Это первый в истории искусства образец «романтической археологии». Мантенья сам с увлечением копался в руинах древнеримских городов, чтобы каждая ваза или музыкальная труба на его картине была исторически обоснована, и при этом умел подчинить свою эрудицию антиквара главной задаче – передать ощущение римской энергии и римской дисциплины. Однако художника, который по-настоящему впитал в себя античное искусство и пересоздал его на новом этапе, так что вся его выразительность вдруг ожила и проявилась с небывалой силой, звали Микеланджело. В 1496 году Микеланджело отправился в Рим и под впечатлением от увиденного принялся ваять статуи в подражание греко-римской скульптуре – одна из его работ (ныне утраченная) была продана как подлинный антик[70], став самой первой из установленных художественных подделок.
Андреа Мантенья. Несущие сосуды. Из цикла «Триумф Цезаря». 1484–1492
В 1501 году Микеланджело вернулся во Флоренцию. Я сказал, что исполинский, героический дух Высокого Возрождения пророс на римской почве. Но сперва была флорентийская прелюдия. В 1494 году Медичи, правившие Флоренцией шестьдесят лет, лишились трона, и граждане, вдохновленные проповедями Савонаролы, восстановили республику. На время в обществе возобладали прекраснодушные пуританские чаяния, обоснование которым революционеры домарксовой поры выискивали у Плутарха и Тита Ливия. Чтобы увековечить свою победу в зримых символах, власти республики стали заказывать произведения искусства героико-патриотического содержания. Одним из таких символов должна была стать гигантская статуя тираноборца Давида. К созданию статуи привлекли молодого «фальсификатора», недавно возвратившегося из Рима. Всего четверть века отделяет мраморного героя Микеланджело от щеголеватого юнца, в котором, как в капле воды, отразились аристократические вкусы двора Медичи, – «Давида» Верроккьо, но совершенно очевидно, что в духовной жизни общества наступил перелом. У Верроккьо Давид легкий, проворный, озорной – и к тому же одетый. У Микеланджело он атлетичен, непреклонен – и наг. Проводя параллель с музыкой, дистанция между ними примерно такая же, как между Моцартом и Бетховеном.

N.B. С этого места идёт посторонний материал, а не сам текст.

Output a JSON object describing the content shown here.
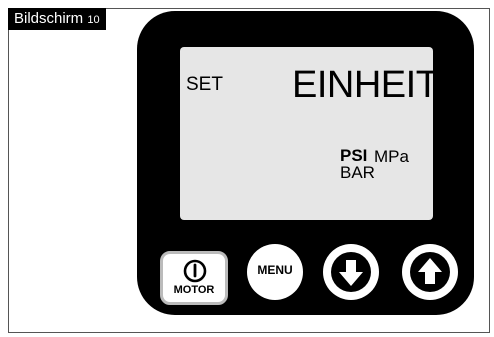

Тело этого нового Давида можно было бы принять за необычайно реалистичное, полное внутренней энергии творение античного скульптора. И, только дойдя до головы, мы сталкиваемся с той особой силой духа, которая древним была неведома. Выскажу предположение, что это свойство – назовем его героизмом – не включается в понятие цивилизации большинством из ныне живущих. Оно подразумевает презрение к жизненным благам, способность жертвовать удовольствиями пресловутого «цивилизованного» образа жизни. Героизм – заклятый враг счастья. И все же в глубине души мы согласны с тем, что в способности подняться над соображениями материального порядка и даже пойти наперекор слепой судьбе проявляется высшая доблесть человека. А если так, если цивилизация в конечном счете зависит от предельного напряжения наших духовных и умственных сил, то появление такого художника, как Микеланджело, следует признать эпохальным событием в истории Запада.
Тогда же, в момент республиканской эйфории, Микеланджело получил от городских властей заказ на фреску для зала Большого совета, высшего законодательного органа нового демократического режима. Перед художником стояла задача отобразить один из героических эпизодов флорентийской истории. С этой точки зрения сюжет, выбранный Микеланджело, кажется весьма сомнительным: флорентийские солдаты, застигнутые сигналом боевой тревоги во время купания в реке, спешно выбираются на берег и облекаются в доспехи; а выбран он был просто потому, что допускал обнаженную натуру. Работа прервалась на стадии картона (полноразмерного подготовительного рисунка)[71], да и тот впоследствии был утрачен, хотя его влияние трудно переоценить, и сохранившиеся этюды объясняют почему. Это первое великое произведение искусства, где человеческое тело – то самое тело, которое в эпоху готики стыдливо пряталось, то самое, которому Альберти расточал похвалы, – превратилось в средство выражения высоких чувств, живительной энергии и богоподобного совершенства. Такое отношение к телу завладело умами на четыреста лет вперед – пожалуй, вплоть до «Авиньонских девиц» Пикассо. Да, идея, в сущности, еще греческая, и поначалу Микеланджело черпал вдохновение именно в античных фрагментах. Но так продолжалось недолго. То, что я назвал бы бетховенским элементом – имея в виду силу духа, воплотившуюся в голове «Давида», – вскоре подчинило себе и все тело.